To verify the result precision obtained by proposed method, two verification methods are applied in this paper. The first verification method is described as follows. After Estimating spatial statistics of final residuals for each date we find the absolute values of average residual phases between 0.14 and 0.65 rad. To calculate the error of deformation estimates, we consider that a deformation estimate requires two acquisitions and that the deformation estimate is related to a spatial reference point which is also affected by the same errors. The root sum square of the four error terms is consequently between 0.28 and 1.30 rad and corresponding deformation values between 5.25 and 24.36 mm. Given small dataset, the atmospheric phases cannot be removed completely. So, it is a conservative error estimation. Another verification method is comparing the result with CSs result with the leveling data with a root-mean-square accuracy of 2–3 mm/km for a loop line leveling. Leveling lines are shown Fig. 4. Table 2 displays the average deformation rate differences between them. The maximum value is −19.3 mm/a, mean value is 7 mm/a, and mean square error is 7.6 mm/a. It was known from comparative analysis that the proposed method for identifying CSs based on small SAR subsets is reliable and the data processing strategy is effective.

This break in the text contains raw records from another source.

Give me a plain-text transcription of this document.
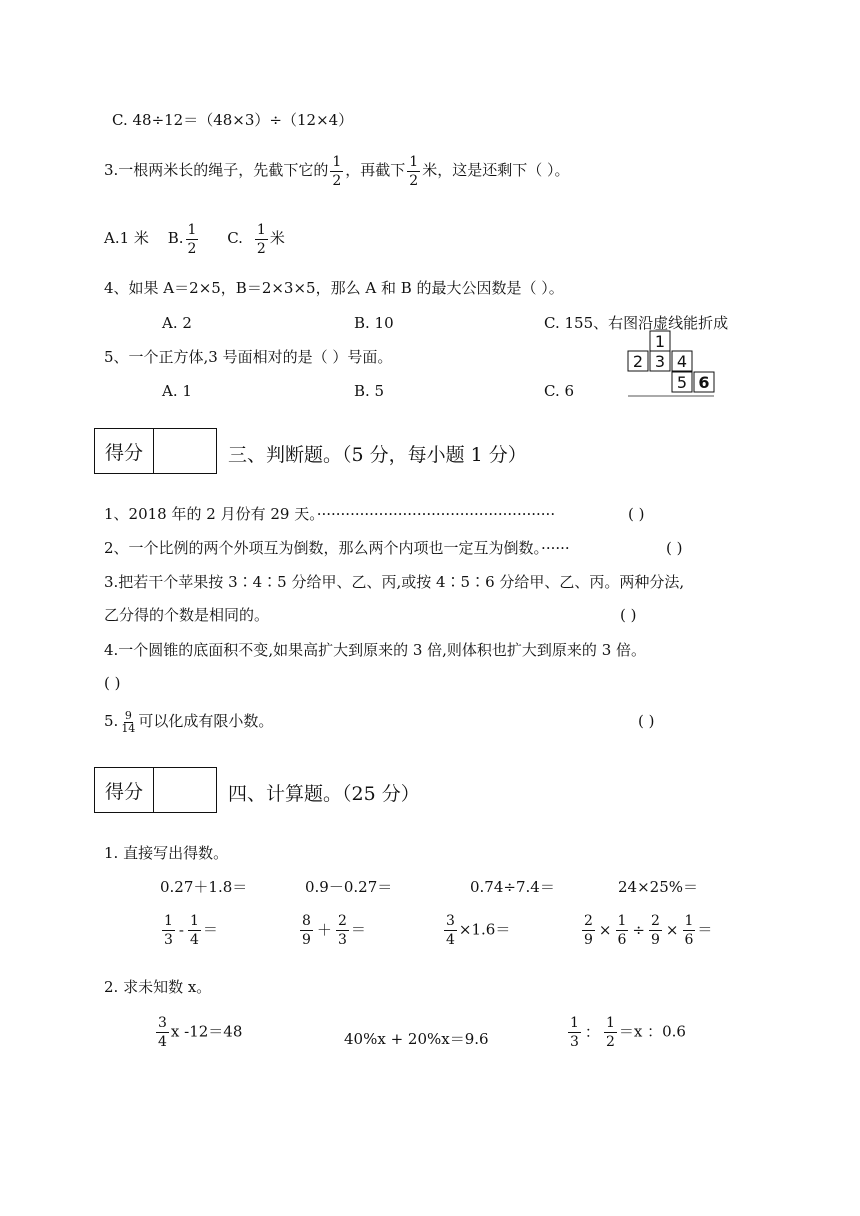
C. 48÷12＝（48×3）÷（12×4）
3.一根两米长的绳子，先截下它的 $\frac{1}{2}$ ，再截下 $\frac{1}{2}$ 米，这是还剩下（ ）。
A.1 米 B. $\frac{1}{2} C$. $\frac{1}{2}$ 米
4、如果 A＝2×5，B＝2×3×5，那么 A 和 B 的最大公因数是（ ）。
A. 2	B. 10	C. 155、右图沿虚线能折成
5、一个正方体,3 号面相对的是（ ）号面。
A. 1	B. 5	C. 6
1
2 3 4
5 6
得分	三、判断题。（5 分，每小题 1 分）
1、2018 年的 2 月份有 29 天。··················································	( )
2、一个比例的两个外项互为倒数，那么两个内项也一定互为倒数。······	( )
3.把若干个苹果按 3∶4∶5 分给甲、乙、丙,或按 4∶5∶6 分给甲、乙、丙。两种分法,
乙分得的个数是相同的。	( )
4.一个圆锥的底面积不变,如果高扩大到原来的 3 倍,则体积也扩大到原来的 3 倍。
( )
5. $\frac{9}{14}$ 可以化成有限小数。	( )
得分	四、计算题。（25 分）
1. 直接写出得数。
0.27＋1.8＝	0.9－0.27＝	0.74÷7.4＝	24×25%＝
$\frac{1}{3} - \frac{1}{4}$ ＝	$\frac{8}{9} + \frac{2}{3}$ ＝	$\frac{3}{4} \times 1.6=$	$\frac{2}{9} \times \frac{1}{6} \div \frac{2}{9} \times \frac{1}{6}$ ＝
2. 求未知数 x。
$\frac{3}{4}$ x -12＝48	40%x + 20%x＝9.6	$\frac{1}{3}$ ： $\frac{1}{2} =x$ ：0.6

Table 2 Comparison between InSAR and leveling mean deformation velocities (Unit: mm/a)

Conclusions

It is not reliable to obtain coherent targets using amplitude deviation index or interferometric coherent value threshold method for the small SAR subsets. The method of identifying coherent targets based on sublook coherent values and the corresponding data processing method are proposed to address the problem. CSs can be identified with a limited number of SAR, acquired with a short or even without temporal baseline in terms of spectral correlation properties. Through the experiment conducted with eight ALOS PALSAR images of Zhengzhou city, ranging from January 2007 to April 2010, we come to the conclusion that the identified coherent targets with high interferometric coherent values and small amplitude deviations are of great reliability. The density of the CSs is high on the dense urbanized regions, and low on the forested and vegetated areas of the city. Deformation areas of Zhengzhou city are distributed in suburban and new urban region. The maximum subsidence rate is −50.98 mm/a in the northern part of Zhengzhou. Comparative analysis with the leveling values was performed and two results which almost identical with mean square error is 7.6 mm/a, which prove the reliability of the proposed method of determining coherent targets and the data processing method, which provides new strategy for coping with the problem of small dataset and expands the application of InSAR technology. Still it is hard to remove atmospheric phases completely merely on temporal-spatial characteristics. Also, the monitoring precision of millimeter is hard to achieve since it is a long wavelength monitoring technique.